Having just read an attack on capitalism on the grounds it is inhuman I have been pondering why it is so detested by the left or even some religious conservatives. They talk of the money changers and how Christ threw them out of the temple. I put it down to their own psychological flaws and shortcomings which they project onto a system that exposes those flaws to the glaring light of reality. Where there is no competition there can be no failure.

This particular writer seems to be against non face to face business transactions but unless we return to a primitve communal communistic barter system of rudimentary exchange on a localised level, a hand to mouth existence with no material luxuries it is unrealistic not to say regressive, atavistic, primitivism of the rankest and desperate kind.
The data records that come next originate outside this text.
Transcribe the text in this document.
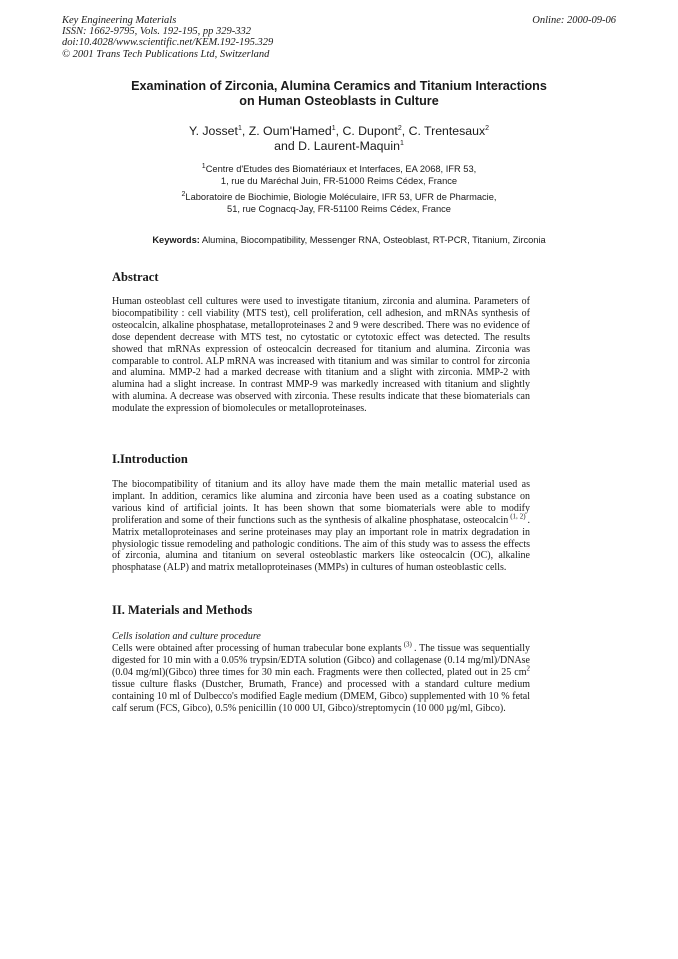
Key Engineering Materials
ISSN: 1662-9795, Vols. 192-195, pp 329-332
doi:10.4028/www.scientific.net/KEM.192-195.329
© 2001 Trans Tech Publications Ltd, Switzerland
Online: 2000-09-06
Examination of Zirconia, Alumina Ceramics and Titanium Interactions
on Human Osteoblasts in Culture
Y. Josset$^1$, Z. Oum'Hamed$^1$, C. Dupont$^2$, C. Trentesaux$^2$
and D. Laurent-Maquin$^1$
$^1$Centre d'Etudes des Biomatériaux et Interfaces, EA 2068, IFR 53,
1, rue du Maréchal Juin, FR-51000 Reims Cédex, France
$^2$Laboratoire de Biochimie, Biologie Moléculaire, IFR 53, UFR de Pharmacie,
51, rue Cognacq-Jay, FR-51100 Reims Cédex, France
Keywords: Alumina, Biocompatibility, Messenger RNA, Osteoblast, RT-PCR, Titanium, Zirconia
Abstract

Human osteoblast cell cultures were used to investigate titanium, zirconia and alumina. Parameters of biocompatibility : cell viability (MTS test), cell proliferation, cell adhesion, and mRNAs synthesis of osteocalcin, alkaline phosphatase, metalloproteinases 2 and 9 were described. There was no evidence of dose dependent decrease with MTS test, no cytostatic or cytotoxic effect was detected. The results showed that mRNAs expression of osteocalcin decreased for titanium and alumina. Zirconia was comparable to control. ALP mRNA was increased with titanium and was similar to control for zirconia and alumina. MMP-2 had a marked decrease with titanium and a slight with zirconia. MMP-2 with alumina had a slight increase. In contrast MMP-9 was markedly increased with titanium and slightly with alumina. A decrease was observed with zirconia. These results indicate that these biomaterials can modulate the expression of biomolecules or metalloproteinases.

I.Introduction

The biocompatibility of titanium and its alloy have made them the main metallic material used as implant. In addition, ceramics like alumina and zirconia have been used as a coating substance on various kind of artificial joints. It has been shown that some biomaterials were able to modify proliferation and some of their functions such as the synthesis of alkaline phosphatase, osteocalcin $^{(1, 2)}$ . Matrix metalloproteinases and serine proteinases may play an important role in matrix degradation in physiologic tissue remodeling and pathologic conditions. The aim of this study was to assess the effects of zirconia, alumina and titanium on several osteoblastic markers like osteocalcin (OC), alkaline phosphatase (ALP) and matrix metalloproteinases (MMPs) in cultures of human osteoblastic cells.

II. Materials and Methods
Cells isolation and culture procedure

Cells were obtained after processing of human trabecular bone explants $^{(3)}$ . The tissue was sequentially digested for 10 min with a 0.05% trypsin/EDTA solution (Gibco) and collagenase (0.14 mg/ml)/DNAse (0.04 mg/ml)(Gibco) three times for 30 min each. Fragments were then collected, plated out in 25 $cm^2$ tissue culture flasks (Dustcher, Brumath, France) and processed with a standard culture medium containing 10 ml of Dulbecco's modified Eagle medium (DMEM, Gibco) supplemented with 10 % fetal calf serum (FCS, Gibco), 0.5% penicillin (10 000 UI, Gibco)/streptomycin (10 000 µg/ml, Gibco).
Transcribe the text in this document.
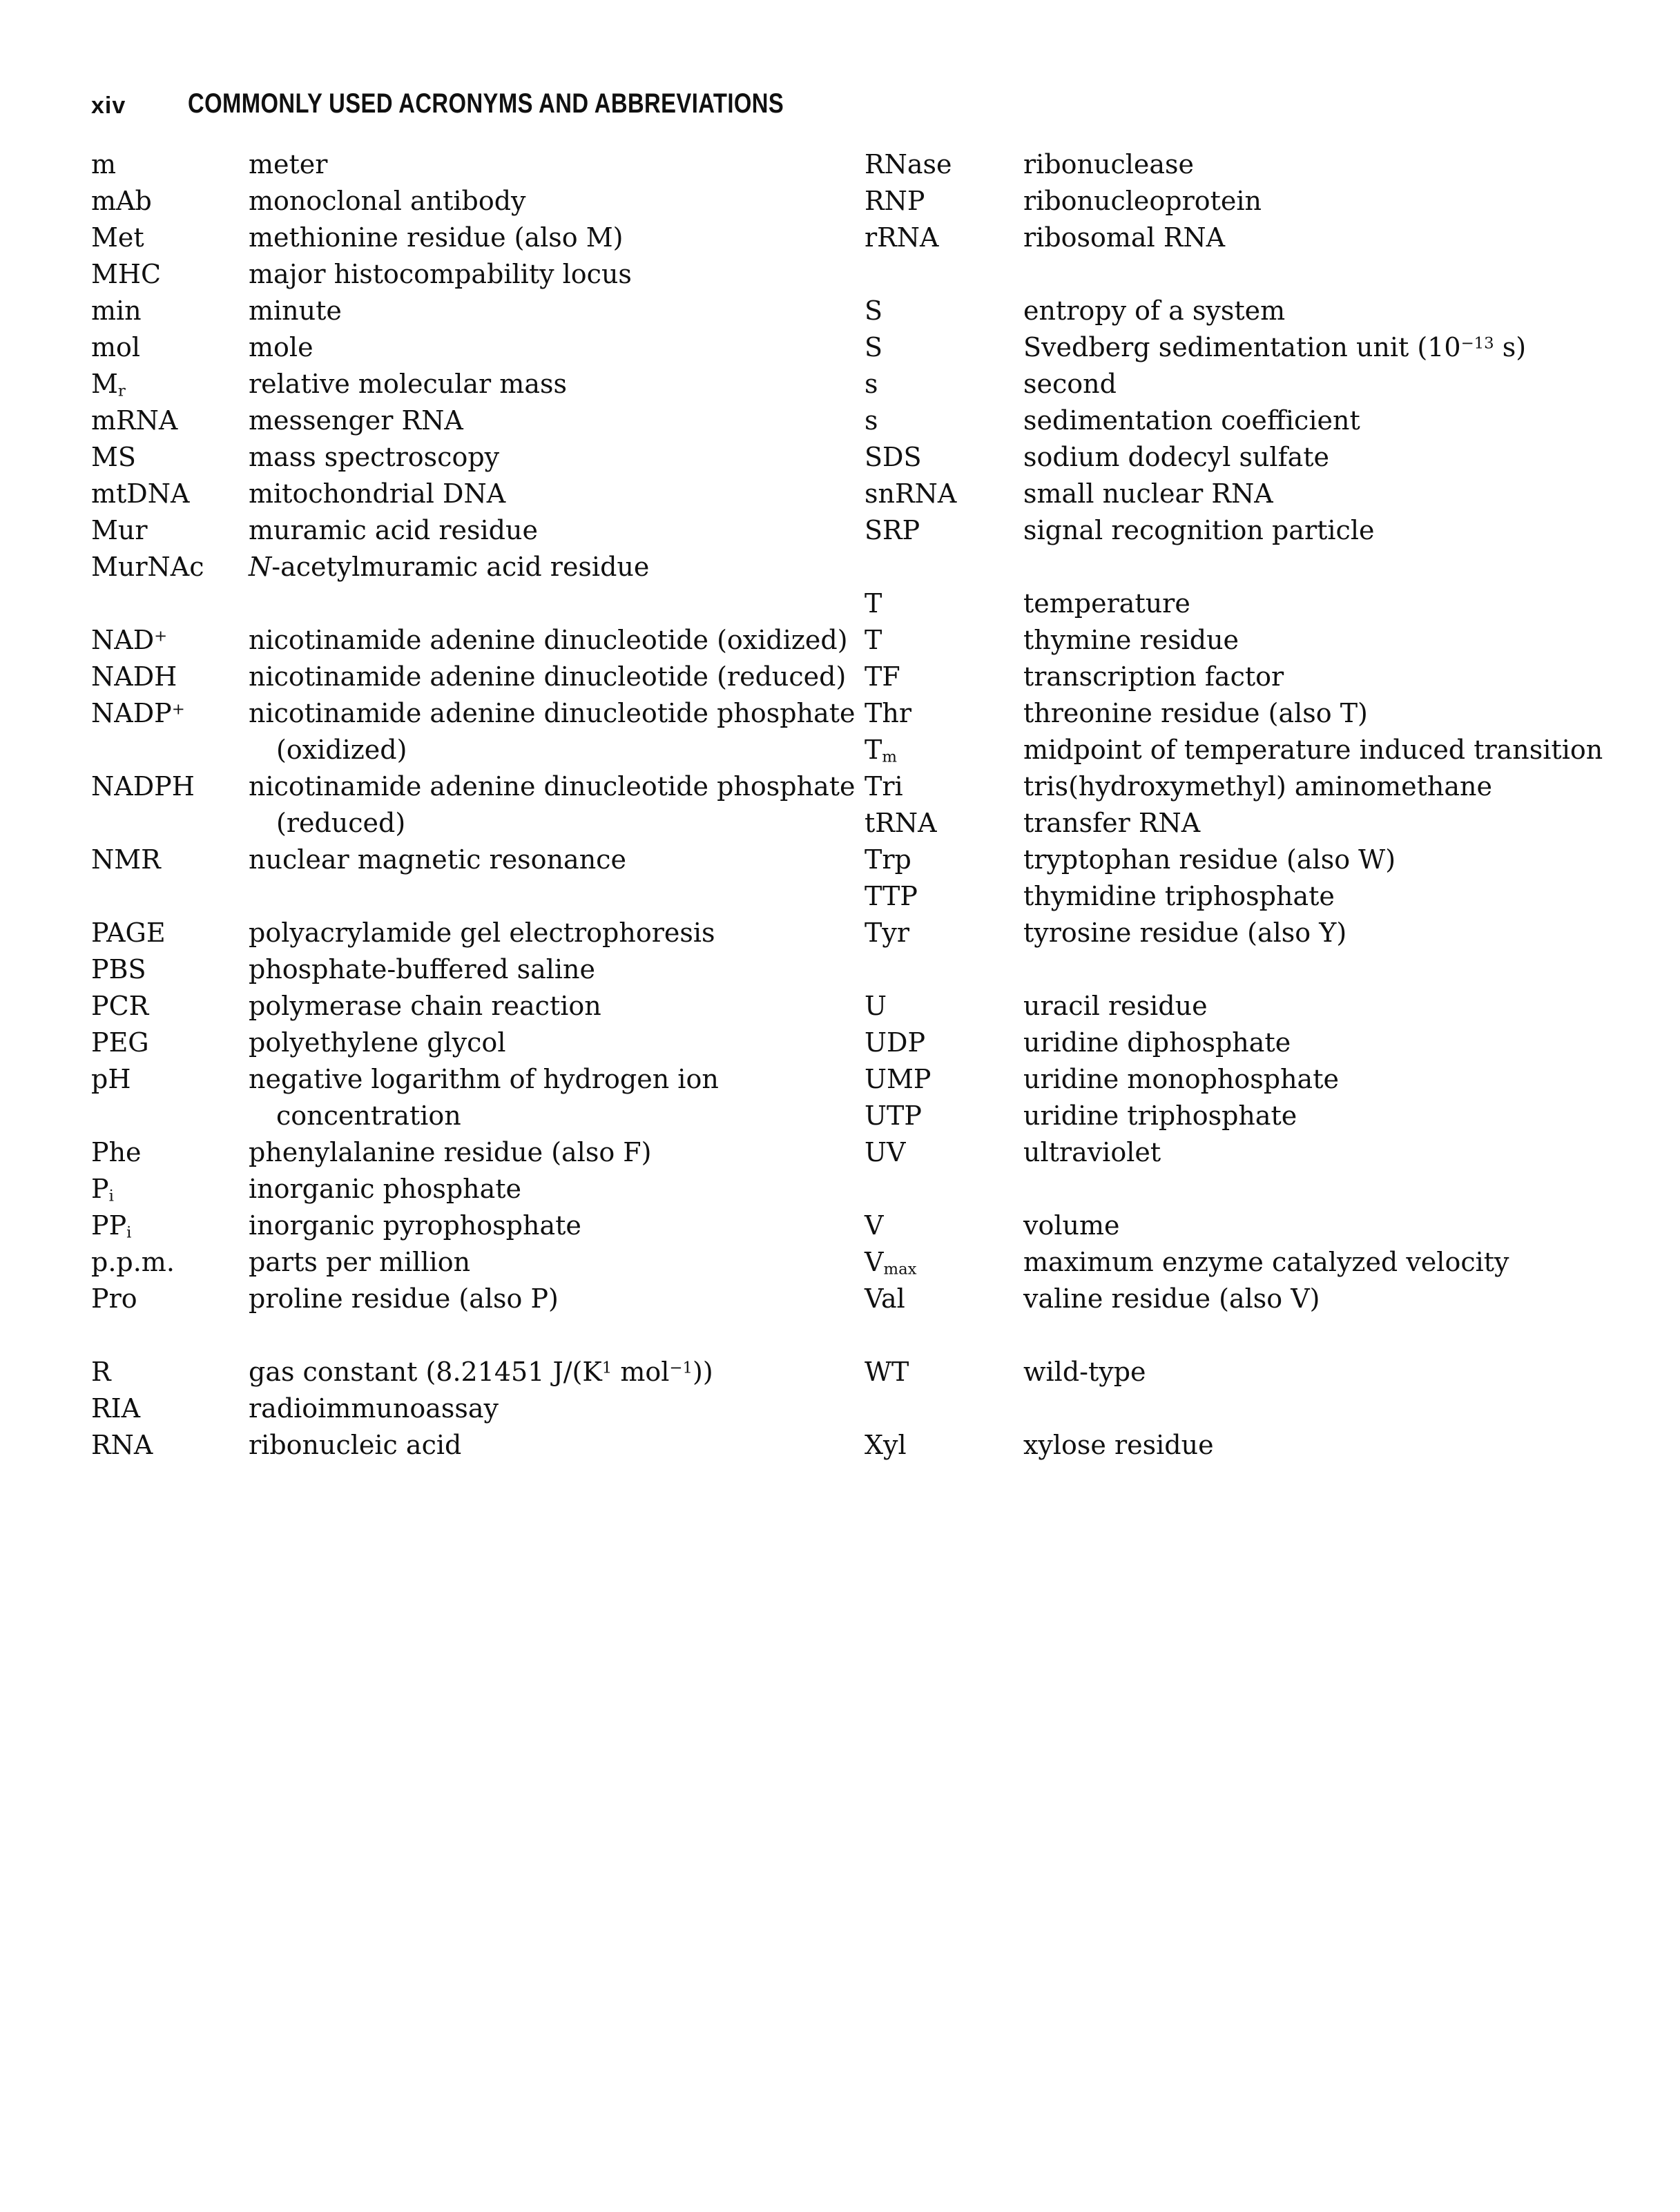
xiv COMMONLY USED ACRONYMS AND ABBREVIATIONS
m	meter
mAb	monoclonal antibody
Met	methionine residue (also M)
MHC	major histocompability locus
min	minute
mol	mole
$M_r$	relative molecular mass
mRNA	messenger RNA
MS	mass spectroscopy
mtDNA mitochondrial DNA
Mur	muramic acid residue
MurNAc N-acetylmuramic acid residue
NAD+	nicotinamide adenine dinucleotide (oxidized)
NADH	nicotinamide adenine dinucleotide (reduced)
NADP+ nicotinamide adenine dinucleotide phosphate
(oxidized)
NADPH nicotinamide adenine dinucleotide phosphate
(reduced)
NMR	nuclear magnetic resonance
PAGE	polyacrylamide gel electrophoresis
PBS	phosphate-buffered saline
PCR	polymerase chain reaction
PEG	polyethylene glycol
pH	negative logarithm of hydrogen ion
concentration
Phe	phenylalanine residue (also F)
$P_i$	inorganic phosphate
$PP_i$	inorganic pyrophosphate
p.p.m.	parts per million
Pro	proline residue (also P)
R	gas constant (8.21451 $J/(K^1$ mol$^{-1}$))
RIA	radioimmunoassay
RNA	ribonucleic acid
RNase	ribonuclease
RNP	ribonucleoprotein
rRNA	ribosomal RNA
S	entropy of a system
S	Svedberg sedimentation unit ($10^{-13}$ s)
s	second
s	sedimentation coefficient
SDS	sodium dodecyl sulfate
snRNA	small nuclear RNA
SRP	signal recognition particle
T	temperature
T	thymine residue
TF	transcription factor
Thr	threonine residue (also T)
$T_m$	midpoint of temperature induced transition
Tri	tris(hydroxymethyl) aminomethane
tRNA	transfer RNA
Trp	tryptophan residue (also W)
TTP	thymidine triphosphate
Tyr	tyrosine residue (also Y)
U	uracil residue
UDP	uridine diphosphate
UMP	uridine monophosphate
UTP	uridine triphosphate
UV	ultraviolet
V	volume
$V_{max}$	maximum enzyme catalyzed velocity
Val	valine residue (also V)
WT	wild-type
Xyl	xylose residue
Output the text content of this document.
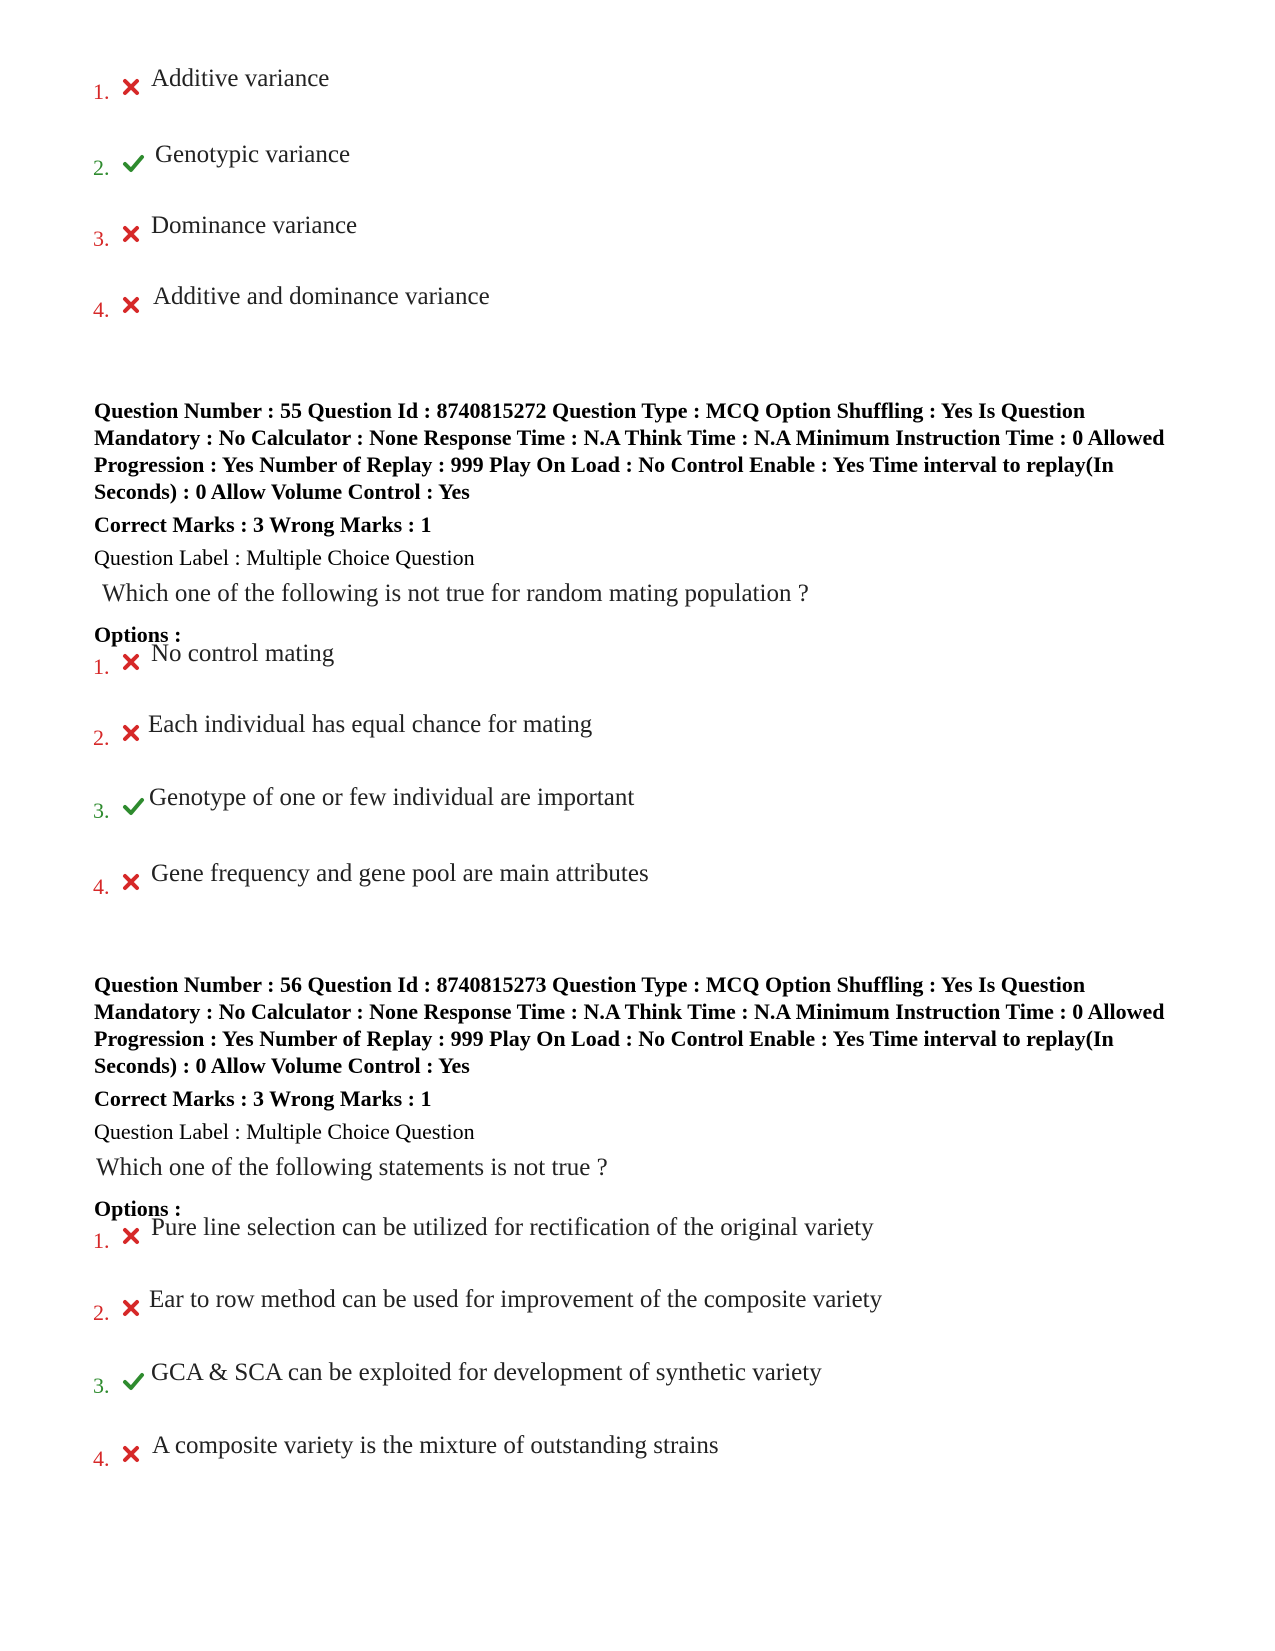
1. Additive variance
2. Genotypic variance
3. Dominance variance
4. Additive and dominance variance

Question Number : 55 Question Id : 8740815272 Question Type : MCQ Option Shuffling : Yes Is Question Mandatory : No Calculator : None Response Time : N.A Think Time : N.A Minimum Instruction Time : 0 Allowed Progression : Yes Number of Replay : 999 Play On Load : No Control Enable : Yes Time interval to replay(In Seconds) : 0 Allow Volume Control : Yes

Correct Marks : 3 Wrong Marks : 1

Question Label : Multiple Choice Question

Which one of the following is not true for random mating population ?

Options :

1. No control mating
2. Each individual has equal chance for mating
3. Genotype of one or few individual are important
4. Gene frequency and gene pool are main attributes

Question Number : 56 Question Id : 8740815273 Question Type : MCQ Option Shuffling : Yes Is Question Mandatory : No Calculator : None Response Time : N.A Think Time : N.A Minimum Instruction Time : 0 Allowed Progression : Yes Number of Replay : 999 Play On Load : No Control Enable : Yes Time interval to replay(In Seconds) : 0 Allow Volume Control : Yes

Correct Marks : 3 Wrong Marks : 1

Question Label : Multiple Choice Question

Which one of the following statements is not true ?

Options :

1. Pure line selection can be utilized for rectification of the original variety
2. Ear to row method can be used for improvement of the composite variety
3. GCA & SCA can be exploited for development of synthetic variety
4. A composite variety is the mixture of outstanding strains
He goes on to say that the attack on the WTC exposed America's weak economic underbelly and revealed the tentative contingent and compromise modern trade system with its precarious foundations. On the contrary the globalised reach of capitalism with its movement of intellectual property is the cornerstone of wealth production and has its greatest expression in America, the cornucopia of capitalism from which this ungrateful mental and moral pygmy resides.

If Conservatives have such an ambivalent if not hostile attitude to capitalism is it any wonder the intellectual barbarians of the left are encroaching on our liberties and freedoms from the academic centres of America, through the media to the hearts and minds of the American people.

4 comments:

Sky Captain said...

Religious Right?
I think I should point out something.
They performed an experiment to prove that 'prayer helps'.
Unfortunately, seeking to 'prove' that god exists is a heresy, as god is a matter of faith.

niconoclast said...

I don't think they are seeking proof for themselves but for the unbelievers who need empirical proof if that is the right word.

Raw Carrot said...

I think a more monstrous load of bullshit is the whole:

"Fair" Trade vs "Free" Trade

niconoclast said...

As an associate once said to me "you shouldn't charge what is 'fair' but what the market can stand".